Implementing conflict-free-delta-column
functionality with the Spock extension will make your distributed PostgreSQL database reliable and robust, and ensures data consistency. The Spock extension provides the following key benefits:
Accurate Conflict Resolution: Spock ensures that all incremental changes are preserved and accurately reflected across all nodes.
Enhanced Data Integrity: Spock prevents data loss or inconsistencies that can arise from concurrent updates in multi-master environments.
Improved Performance: Spock reduces the need for complex conflict resolution logic, leading to more efficient replication processes.

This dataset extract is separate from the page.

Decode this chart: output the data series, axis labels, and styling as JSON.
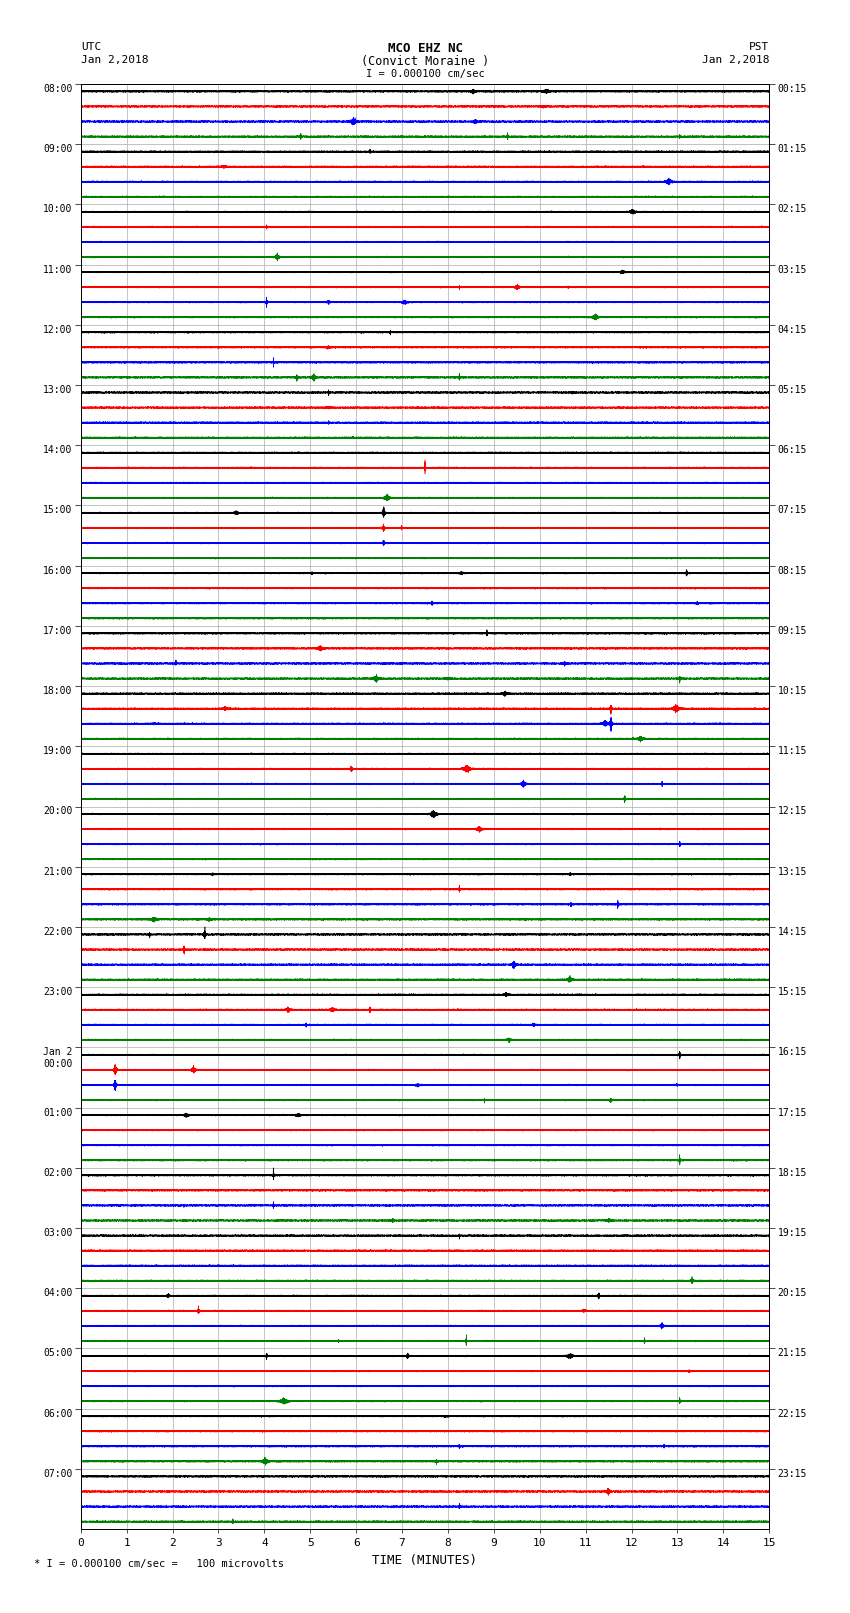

Scalability: Spock supports high-concurrency workloads by allowing multiple nodes to process updates simultaneously without compromising data accuracy.
Conclusion
Effective conflict management, like that provided by Spock's conflict-free delta-apply
columns, is crucial for maintaining data integrity in a distributed PostgreSQL MMR environment. Implementing robust conflict resolution strategies and appropriate tooling can help ensure consistent and reliable data replication across your entire cluster.
The pgEdge distributed PostgreSQL platform installs the tooling required to successfully manage a distributed MMR PostgreSQL solution.